Additional Information

VMware Tanzu Engineering has made the following changes to ensure that customers are easily able to find & fix problem applications running on TAS versions 2.7.31, 2.8.25, 2.9.19, and 2.10.11.
  1. Go 1.15 has been forked and adjusted so that it does not error when multiple transfer-encoding headers are present so long as all of the transfer-encoding headers present are set to "chunked".
  2. The Go 1.15 fork will add a header Cf-Deprecated-Response when multiple transfer-encoding headers are present and all set to "chunked".
  3. Gorouter has been compiled with the forked version of Go 1.15.
  4. Gorouter has been modified to not fail when there are multiple transfer-encoding headers.
  5. When multiple transfer-encoding headers are present Gorouter emits a log. Either received-deprecated-response-from-app or received-deprecated-response-from-route-service. These logs show up in gorouter.stdout.log.
  6. Gorouter emits a metric deprecated_responses
  7. Gorouter sets the header X-Cf-Routererror: too_many_transfer_encodings. This header shows up in access logs and app logs.
  8. Go 1.15 has also removed support for the transfer-encoding value of identity. This is still supported with Go 1.14, but neither Go 1.15 or the fork of Go 1.15 include support for using a value of identity. You will continue to see an error and response code of 502 if you have applications that return a transfer-coding of identity.

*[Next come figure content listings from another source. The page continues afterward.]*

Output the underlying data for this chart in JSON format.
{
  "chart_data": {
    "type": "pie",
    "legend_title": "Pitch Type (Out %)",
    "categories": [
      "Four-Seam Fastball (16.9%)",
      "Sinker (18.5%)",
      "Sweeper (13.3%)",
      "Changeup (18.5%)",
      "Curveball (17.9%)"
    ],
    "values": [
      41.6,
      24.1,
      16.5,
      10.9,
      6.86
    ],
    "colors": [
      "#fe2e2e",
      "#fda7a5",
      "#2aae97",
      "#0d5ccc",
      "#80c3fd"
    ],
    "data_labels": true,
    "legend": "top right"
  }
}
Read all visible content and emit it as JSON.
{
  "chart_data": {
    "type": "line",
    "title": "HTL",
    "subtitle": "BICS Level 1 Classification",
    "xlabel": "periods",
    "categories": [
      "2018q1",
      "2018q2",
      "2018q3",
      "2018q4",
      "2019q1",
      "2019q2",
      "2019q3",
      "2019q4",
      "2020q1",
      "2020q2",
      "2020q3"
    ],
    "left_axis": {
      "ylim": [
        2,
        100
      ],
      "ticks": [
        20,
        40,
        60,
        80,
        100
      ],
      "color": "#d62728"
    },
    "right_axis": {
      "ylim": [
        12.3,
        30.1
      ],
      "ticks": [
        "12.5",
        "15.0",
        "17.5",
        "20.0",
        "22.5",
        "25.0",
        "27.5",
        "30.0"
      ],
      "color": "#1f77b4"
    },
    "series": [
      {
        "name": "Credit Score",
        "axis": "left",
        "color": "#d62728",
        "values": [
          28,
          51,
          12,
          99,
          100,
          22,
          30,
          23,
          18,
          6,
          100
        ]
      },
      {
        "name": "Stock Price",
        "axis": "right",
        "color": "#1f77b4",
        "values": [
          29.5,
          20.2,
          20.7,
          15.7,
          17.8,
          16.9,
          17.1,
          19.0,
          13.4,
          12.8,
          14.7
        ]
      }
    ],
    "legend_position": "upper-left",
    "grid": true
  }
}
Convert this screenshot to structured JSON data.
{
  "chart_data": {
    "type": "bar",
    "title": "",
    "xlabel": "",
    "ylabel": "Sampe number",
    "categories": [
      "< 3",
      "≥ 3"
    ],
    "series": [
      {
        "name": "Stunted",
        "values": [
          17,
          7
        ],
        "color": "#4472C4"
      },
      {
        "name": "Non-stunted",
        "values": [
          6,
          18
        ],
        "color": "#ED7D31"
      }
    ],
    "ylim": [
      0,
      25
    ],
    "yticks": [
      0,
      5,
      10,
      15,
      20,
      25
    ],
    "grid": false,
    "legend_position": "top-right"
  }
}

The functionality above which has been added to TAS 2.7.31, 2.8.25, 2.9.19, and 2.10.11 will only be present in these versions of TAS. Starting with TAS 2.7.32, 2.8.26, 2.9.20, and 2.10.12, these features will be removed. This is because it is not feasible to continue maintaining the fork of Go which is required to implement these features.

All customers must fix applications that are returning multiple or invalid transfer-encoding headers. This is a requirement before TAS can be upgraded beyond versions 2.7.31, 2.8.25, 2.9.19, and 2.10.11.